“There is Nothing Complicated About Ordinary Equality”:The Fight for Women’s Suffrage
Monday, May 20th 2 PM – 4 PM
Coeur d’Alene Public Library Community Room
This is a FREE community event hosted by the Kootenai County League of Women Voters. Light refreshments will be provided.
Join the League of Women Voters of Kootenai County for a special presentation “There is Nothing Complicated About Ordinary Equality”: The Fight for Women’s Suffrage. As we approach 2020, our organization is working to celebrate the 100th anniversary of when women won the right to vote in the United States.
Our Special Guest Speaker, Dr. Amy Canfield, earned her Ph.D. from WSU in 2008 and started a Women’s and Gender Studies minor at Lewis-Clark State College. She teaches courses on U.S. History, focusing on Women’s History, American Indian History, and Public History. Her research interests include federal Indian policy in the American West, women’s roles in the 20th century, women’s suffrage, and American popular culture. She serves on the board of directors for the Idaho Humanities Council and the Lewiston Civic Theatre. She is also a member of the Historic Sites Review Board (with Idaho ‘s State Historic Preservation Office). She is the co-advisor of the college’s Gender-Sexuality Alliance, the organizer of Women’s History Month activities on campus, and the advisor for the college’s Women In Lasting Leadership (WILL) club. Dr. Canfield is a former League of Women Voters of Idaho Board Member.
Light refreshments will be provided. The presentation will take place in the Coeur d’Alene Library Community Room. Bring a friend and learn about the inspiring history of the grassroots effort of those who fought for all women to have a voice in our democracy.

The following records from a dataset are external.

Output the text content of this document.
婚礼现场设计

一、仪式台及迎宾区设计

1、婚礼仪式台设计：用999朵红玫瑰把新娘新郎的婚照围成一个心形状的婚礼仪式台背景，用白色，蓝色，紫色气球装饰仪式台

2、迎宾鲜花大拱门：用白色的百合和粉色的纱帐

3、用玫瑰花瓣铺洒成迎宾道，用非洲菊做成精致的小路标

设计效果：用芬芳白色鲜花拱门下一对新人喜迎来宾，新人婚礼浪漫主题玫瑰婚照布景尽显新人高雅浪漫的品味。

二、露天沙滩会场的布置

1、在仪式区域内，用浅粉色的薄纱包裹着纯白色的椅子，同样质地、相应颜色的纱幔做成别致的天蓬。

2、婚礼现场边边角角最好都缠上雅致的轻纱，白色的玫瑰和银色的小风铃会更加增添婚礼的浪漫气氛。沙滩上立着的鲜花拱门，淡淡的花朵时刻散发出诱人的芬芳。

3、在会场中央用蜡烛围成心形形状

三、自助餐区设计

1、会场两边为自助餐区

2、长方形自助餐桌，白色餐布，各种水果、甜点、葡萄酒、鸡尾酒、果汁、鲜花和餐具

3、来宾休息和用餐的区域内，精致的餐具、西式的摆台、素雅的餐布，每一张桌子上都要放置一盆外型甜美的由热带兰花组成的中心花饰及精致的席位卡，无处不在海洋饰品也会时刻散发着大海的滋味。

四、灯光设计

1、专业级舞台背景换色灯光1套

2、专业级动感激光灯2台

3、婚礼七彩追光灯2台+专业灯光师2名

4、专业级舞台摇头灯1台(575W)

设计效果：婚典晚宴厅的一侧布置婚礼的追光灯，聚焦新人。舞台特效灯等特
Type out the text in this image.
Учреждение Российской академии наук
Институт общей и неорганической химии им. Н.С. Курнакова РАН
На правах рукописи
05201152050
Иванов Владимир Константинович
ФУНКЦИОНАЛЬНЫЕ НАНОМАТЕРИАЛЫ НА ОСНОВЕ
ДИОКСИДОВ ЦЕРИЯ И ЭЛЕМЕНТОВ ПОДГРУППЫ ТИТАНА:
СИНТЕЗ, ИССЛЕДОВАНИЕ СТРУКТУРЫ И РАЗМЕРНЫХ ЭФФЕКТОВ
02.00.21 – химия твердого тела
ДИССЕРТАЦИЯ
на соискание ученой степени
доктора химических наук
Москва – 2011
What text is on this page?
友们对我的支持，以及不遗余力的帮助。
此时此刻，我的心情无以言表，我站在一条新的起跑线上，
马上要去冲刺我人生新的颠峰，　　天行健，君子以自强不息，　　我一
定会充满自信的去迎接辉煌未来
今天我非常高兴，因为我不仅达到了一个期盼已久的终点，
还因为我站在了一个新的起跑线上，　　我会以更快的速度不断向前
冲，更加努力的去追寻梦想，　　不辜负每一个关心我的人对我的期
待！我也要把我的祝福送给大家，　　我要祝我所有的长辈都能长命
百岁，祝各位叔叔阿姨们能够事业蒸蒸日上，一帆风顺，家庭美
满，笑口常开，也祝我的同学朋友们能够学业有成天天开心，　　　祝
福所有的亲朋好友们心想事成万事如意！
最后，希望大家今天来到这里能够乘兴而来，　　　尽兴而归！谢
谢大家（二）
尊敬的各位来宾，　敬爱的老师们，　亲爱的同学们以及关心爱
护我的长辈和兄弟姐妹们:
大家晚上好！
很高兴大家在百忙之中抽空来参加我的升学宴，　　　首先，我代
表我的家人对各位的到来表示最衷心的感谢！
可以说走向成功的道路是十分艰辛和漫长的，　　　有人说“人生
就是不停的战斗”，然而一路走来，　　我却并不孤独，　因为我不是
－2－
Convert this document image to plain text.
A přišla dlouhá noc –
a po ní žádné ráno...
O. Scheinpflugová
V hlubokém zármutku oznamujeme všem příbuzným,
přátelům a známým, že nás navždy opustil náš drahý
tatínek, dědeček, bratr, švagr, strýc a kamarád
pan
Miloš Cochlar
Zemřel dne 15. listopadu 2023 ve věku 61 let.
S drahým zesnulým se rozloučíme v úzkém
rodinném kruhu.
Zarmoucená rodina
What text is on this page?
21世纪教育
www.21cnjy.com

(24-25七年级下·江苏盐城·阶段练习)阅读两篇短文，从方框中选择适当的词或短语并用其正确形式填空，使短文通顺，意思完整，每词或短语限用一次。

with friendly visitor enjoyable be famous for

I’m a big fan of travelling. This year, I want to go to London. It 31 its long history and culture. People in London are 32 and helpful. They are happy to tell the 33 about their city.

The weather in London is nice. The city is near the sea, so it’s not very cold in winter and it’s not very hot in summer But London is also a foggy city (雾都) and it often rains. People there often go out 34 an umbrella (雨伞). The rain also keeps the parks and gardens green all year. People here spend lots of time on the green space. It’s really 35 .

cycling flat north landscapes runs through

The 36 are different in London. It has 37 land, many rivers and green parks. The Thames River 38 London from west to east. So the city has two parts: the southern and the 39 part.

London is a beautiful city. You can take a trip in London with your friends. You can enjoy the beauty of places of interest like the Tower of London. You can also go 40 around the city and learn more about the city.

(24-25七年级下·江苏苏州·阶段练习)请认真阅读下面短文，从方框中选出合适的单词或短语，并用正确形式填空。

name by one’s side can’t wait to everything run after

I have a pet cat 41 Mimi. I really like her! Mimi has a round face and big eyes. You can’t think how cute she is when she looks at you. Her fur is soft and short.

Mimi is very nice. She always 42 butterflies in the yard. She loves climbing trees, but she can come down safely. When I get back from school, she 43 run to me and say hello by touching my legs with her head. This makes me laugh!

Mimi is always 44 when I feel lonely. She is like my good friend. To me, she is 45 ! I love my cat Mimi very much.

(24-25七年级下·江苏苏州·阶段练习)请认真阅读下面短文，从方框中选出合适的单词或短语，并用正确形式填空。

* “There is Nothing Complicated About Ordinary Equality” is a quote by Alice Stokes Paul, an American suffragist, feminist, and women’s rights activist, and one of the main leaders and strategists of the campaign for the Nineteenth Amendment to the U.S. Constitution.
* Photo features Dr. Anna Shaw and Carrie Chapman Catt, founder of the League of Women Voters, leading an estimated 20,000 supporters in a women’s suffrage march on New York’s Fifth Ave. in 1915.